Now the memory of their wickedness rising before them, dread took up its abode in all men's hearts; for none knew but his day of reckoning was at hand. And their consternation was greater when it was remembered that in the third year of this century thirty-six thousand citizens of London had died of the plague, while twenty-five years later it had swept away thirty-five thousand; and eleven years after full ten thousand persons perished of this same pestilence. Moreover, but two years previous, a like scourge had been rife in Holland; and in Amsterdam alone twenty-four thousand citizens had died from its effects.

And the terror of the citizens of London was yet more forcibly increased by the appearance in April of a blazing star or comet, bearing a tail apparently six yards in length, which rose betimes in a lurid sky, and passed with ominous movement from west to east.
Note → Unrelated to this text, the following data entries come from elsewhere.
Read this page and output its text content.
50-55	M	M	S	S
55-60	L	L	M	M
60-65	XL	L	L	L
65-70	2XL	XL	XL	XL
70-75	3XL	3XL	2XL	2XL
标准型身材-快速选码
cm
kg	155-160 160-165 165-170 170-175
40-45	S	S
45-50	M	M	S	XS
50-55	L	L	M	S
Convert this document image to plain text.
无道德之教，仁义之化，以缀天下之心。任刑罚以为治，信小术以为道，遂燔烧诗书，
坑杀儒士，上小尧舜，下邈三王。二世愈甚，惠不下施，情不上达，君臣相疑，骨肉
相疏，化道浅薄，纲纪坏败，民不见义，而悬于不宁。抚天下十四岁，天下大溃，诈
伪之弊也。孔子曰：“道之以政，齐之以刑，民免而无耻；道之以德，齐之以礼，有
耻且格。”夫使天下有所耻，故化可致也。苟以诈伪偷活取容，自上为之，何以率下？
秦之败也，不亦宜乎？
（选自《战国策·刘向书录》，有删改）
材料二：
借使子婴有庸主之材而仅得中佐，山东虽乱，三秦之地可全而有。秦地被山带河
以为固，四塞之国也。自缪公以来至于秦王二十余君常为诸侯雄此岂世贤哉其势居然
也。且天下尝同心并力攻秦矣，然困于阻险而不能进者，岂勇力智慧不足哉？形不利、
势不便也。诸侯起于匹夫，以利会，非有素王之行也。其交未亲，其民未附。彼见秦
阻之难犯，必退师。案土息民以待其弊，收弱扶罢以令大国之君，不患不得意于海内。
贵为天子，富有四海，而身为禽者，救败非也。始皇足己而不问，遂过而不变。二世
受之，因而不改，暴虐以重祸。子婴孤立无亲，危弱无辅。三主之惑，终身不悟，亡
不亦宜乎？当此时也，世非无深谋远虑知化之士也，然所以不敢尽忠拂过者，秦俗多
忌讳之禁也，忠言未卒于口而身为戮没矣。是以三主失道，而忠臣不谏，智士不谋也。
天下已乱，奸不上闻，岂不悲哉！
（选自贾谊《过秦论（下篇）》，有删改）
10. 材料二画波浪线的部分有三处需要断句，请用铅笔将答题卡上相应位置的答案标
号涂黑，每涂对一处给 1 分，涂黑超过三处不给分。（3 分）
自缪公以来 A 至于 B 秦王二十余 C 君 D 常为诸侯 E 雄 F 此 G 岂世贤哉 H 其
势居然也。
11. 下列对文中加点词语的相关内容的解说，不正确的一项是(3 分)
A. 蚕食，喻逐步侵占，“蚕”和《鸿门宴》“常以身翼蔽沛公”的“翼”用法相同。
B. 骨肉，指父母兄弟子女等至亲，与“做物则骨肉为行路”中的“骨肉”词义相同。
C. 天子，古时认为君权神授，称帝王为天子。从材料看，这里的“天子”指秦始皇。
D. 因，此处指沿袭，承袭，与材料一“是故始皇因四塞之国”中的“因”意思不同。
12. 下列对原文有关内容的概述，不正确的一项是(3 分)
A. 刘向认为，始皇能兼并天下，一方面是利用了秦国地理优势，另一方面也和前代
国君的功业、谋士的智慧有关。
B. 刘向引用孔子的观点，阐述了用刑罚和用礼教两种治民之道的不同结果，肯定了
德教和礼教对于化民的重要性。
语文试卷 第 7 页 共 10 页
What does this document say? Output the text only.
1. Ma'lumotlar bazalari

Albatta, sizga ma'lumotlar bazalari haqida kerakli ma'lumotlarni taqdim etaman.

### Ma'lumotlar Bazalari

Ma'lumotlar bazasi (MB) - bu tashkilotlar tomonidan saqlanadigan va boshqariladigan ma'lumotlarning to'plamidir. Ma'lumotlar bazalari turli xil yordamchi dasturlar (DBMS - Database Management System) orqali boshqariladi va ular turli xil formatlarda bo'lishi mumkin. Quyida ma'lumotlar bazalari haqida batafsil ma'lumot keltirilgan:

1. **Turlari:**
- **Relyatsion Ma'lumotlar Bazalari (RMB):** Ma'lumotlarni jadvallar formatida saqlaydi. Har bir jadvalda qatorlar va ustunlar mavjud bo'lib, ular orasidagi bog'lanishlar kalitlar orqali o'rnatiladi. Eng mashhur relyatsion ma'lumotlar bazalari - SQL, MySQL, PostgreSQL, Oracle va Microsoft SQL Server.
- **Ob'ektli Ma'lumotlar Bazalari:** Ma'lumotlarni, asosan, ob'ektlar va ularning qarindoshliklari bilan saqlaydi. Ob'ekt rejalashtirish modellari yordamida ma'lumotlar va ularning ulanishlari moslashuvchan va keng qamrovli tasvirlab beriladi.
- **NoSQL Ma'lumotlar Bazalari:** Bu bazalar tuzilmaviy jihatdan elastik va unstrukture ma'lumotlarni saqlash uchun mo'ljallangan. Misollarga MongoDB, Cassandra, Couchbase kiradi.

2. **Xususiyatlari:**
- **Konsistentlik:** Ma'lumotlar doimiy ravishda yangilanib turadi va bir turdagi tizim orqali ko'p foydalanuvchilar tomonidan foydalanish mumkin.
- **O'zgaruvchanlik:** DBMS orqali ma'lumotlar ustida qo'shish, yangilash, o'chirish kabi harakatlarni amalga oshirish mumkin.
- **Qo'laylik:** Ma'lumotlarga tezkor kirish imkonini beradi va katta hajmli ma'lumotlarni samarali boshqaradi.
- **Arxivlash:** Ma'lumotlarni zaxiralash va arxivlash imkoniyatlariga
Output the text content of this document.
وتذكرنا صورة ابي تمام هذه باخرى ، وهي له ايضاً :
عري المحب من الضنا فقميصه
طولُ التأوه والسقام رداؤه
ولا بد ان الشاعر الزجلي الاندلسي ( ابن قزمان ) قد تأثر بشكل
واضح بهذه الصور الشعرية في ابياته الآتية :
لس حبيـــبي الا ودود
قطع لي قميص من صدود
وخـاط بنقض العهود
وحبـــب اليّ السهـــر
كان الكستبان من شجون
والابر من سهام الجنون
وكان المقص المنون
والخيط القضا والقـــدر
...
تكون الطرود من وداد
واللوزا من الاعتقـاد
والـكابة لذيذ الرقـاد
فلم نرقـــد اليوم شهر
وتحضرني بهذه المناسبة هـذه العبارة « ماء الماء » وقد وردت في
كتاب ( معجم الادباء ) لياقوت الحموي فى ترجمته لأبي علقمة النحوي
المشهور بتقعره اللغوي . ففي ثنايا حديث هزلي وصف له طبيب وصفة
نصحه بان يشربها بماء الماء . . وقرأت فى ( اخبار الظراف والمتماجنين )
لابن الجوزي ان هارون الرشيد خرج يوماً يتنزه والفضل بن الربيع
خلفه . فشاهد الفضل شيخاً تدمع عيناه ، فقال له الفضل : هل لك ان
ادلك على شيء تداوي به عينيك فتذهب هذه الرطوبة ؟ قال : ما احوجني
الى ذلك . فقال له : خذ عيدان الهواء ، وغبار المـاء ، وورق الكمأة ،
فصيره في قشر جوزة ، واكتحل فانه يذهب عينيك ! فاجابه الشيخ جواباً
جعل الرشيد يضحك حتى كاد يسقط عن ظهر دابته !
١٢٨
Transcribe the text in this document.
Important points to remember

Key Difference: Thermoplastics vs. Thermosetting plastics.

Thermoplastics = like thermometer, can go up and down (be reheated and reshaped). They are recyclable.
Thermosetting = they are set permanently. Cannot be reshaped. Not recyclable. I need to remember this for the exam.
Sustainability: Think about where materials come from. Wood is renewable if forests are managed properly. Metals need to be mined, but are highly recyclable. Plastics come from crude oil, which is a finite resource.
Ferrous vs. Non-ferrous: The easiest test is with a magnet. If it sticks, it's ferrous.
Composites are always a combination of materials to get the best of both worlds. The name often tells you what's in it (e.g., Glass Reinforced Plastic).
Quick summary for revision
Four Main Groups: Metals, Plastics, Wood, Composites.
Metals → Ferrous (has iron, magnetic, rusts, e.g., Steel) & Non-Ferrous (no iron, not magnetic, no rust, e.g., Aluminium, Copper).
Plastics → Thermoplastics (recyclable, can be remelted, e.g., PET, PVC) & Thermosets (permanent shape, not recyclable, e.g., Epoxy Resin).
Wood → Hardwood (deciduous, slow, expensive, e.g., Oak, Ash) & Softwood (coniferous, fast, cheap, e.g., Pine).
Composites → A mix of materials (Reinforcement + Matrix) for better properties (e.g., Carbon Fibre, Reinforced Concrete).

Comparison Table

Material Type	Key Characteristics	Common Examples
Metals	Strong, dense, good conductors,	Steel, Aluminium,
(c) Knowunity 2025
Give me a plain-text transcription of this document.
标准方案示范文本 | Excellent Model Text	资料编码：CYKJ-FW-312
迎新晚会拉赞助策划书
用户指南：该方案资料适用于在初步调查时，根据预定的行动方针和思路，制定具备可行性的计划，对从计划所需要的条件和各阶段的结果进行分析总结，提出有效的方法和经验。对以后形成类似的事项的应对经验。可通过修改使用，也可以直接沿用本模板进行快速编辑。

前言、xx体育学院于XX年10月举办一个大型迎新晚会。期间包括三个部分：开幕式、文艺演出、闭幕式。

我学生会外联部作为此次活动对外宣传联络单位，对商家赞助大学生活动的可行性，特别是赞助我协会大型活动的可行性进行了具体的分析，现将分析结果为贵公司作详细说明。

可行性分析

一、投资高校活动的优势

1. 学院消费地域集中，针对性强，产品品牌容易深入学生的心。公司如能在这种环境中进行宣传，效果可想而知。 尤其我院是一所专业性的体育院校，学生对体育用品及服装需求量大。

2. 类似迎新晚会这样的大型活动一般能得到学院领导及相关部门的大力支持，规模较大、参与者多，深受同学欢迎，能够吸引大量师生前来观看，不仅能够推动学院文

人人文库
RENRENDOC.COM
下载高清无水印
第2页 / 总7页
The king with his queen and court, prompted by curiosity, stayed up one night to watch this blazing star pass above the silent city; the Royal Society in behalf of science embodied many learned comments regarding it in their "Philosophical Transactions;" but the great body of the people regarded it as a visible signal of God's certain wrath. They were more confirmed in this opinion, as some amongst them, whose judgments were distorted by fears, declared the comet had at times before their eyes assumed the appearance of a fiery sword threatening the sinful city. It was also noted in the spring of this year that birds and wild fowls had left their accustomed places, and few swallows were seen. But in the previous summer! there had been "such a multitude of flies that they lined the insides of houses; and if any threads of strings did hang down in any place, they were presently thick-set with flies like ropes of onions; and swarms of ants covered the highways that you might have taken up a handful at a time, both winged and creeping ants; and such a multitude of croaking frogs in ditches that you might have heard them before you saw them," as is set down by one William Boghurst, apothecary at the White Hart in St. Giles-in-the-Fields, who wrote a learned "Treatis on the Plague" in 1666, he being the only man who up to that time had done so from experience and observation. And from such signs, as likewise from knowledge that the pestilence daily increased, all felt a season of bitter tribulation was at hand.